Startup and entrepreneurial businesses face plenty of obstacles and pitfalls along the path to sustainability and success. Besides dealing with the obvious challenges, such as earning funding, building a team, and spreading a marketing message, startups are now facing a new menace posed by a far less notable foe.
The poet and activist Audre Lorde is famously quoted as saying “There are no new ideas. There are only new ways of making them felt.” Patent trolls, individuals or organizations that lay claim to and police the use of intellectual property like innovate concepts, design patents, and even web domains, are proving that this concept can be leveraged against the success of a startup or even a Fortune 500 company. Also known as copyright trolls, these entities do not, in most cases, use the patents, trademarks, or copyrights they own, but rather prevent others from profiting off of the use of ‘owned’ property.
These organizations are highly controversial in nature and detrimental to the success of many other businesses – especially in today’s environment where innovation and technology drive the cutting edge.
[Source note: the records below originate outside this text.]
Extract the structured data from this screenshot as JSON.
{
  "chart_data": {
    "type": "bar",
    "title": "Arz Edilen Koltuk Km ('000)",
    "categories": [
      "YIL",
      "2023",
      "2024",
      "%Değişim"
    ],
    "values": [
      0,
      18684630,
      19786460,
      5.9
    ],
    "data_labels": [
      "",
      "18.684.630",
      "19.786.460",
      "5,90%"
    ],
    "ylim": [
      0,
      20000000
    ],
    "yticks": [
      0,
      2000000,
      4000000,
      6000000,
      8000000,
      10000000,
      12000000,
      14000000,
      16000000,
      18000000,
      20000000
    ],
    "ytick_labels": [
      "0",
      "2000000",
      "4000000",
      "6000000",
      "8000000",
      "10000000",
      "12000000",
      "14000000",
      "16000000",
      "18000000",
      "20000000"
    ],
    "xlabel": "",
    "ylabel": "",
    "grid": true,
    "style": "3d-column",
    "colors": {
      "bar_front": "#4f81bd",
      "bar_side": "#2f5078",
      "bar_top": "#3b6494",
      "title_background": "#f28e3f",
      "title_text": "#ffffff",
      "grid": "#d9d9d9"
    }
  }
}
They operate well within legal limitations, regardless of their poor public perception. A patent, easy to obtain, if valid and infringed in court, can lead to millions of dollars in damages. The ‘business’ of patent or copyright trolling can be particularly attractive, growing the threat.
Awareness of patent trolls is generally low on an entrepreneur or SMB’s radar when creating a strategy to go-to-market or to market to a target audience, but the threat is real. In the case of a fragile young company with little or no safety net, incurring a lawsuit over even the borderline use of a patented idea can be devastating.
Before any business takes a step, the consequences of the decisions being made are constantly evaluated. Considering and thoroughly researching whether someone owns the ideas or technologies powering a business can protect it from a major disaster.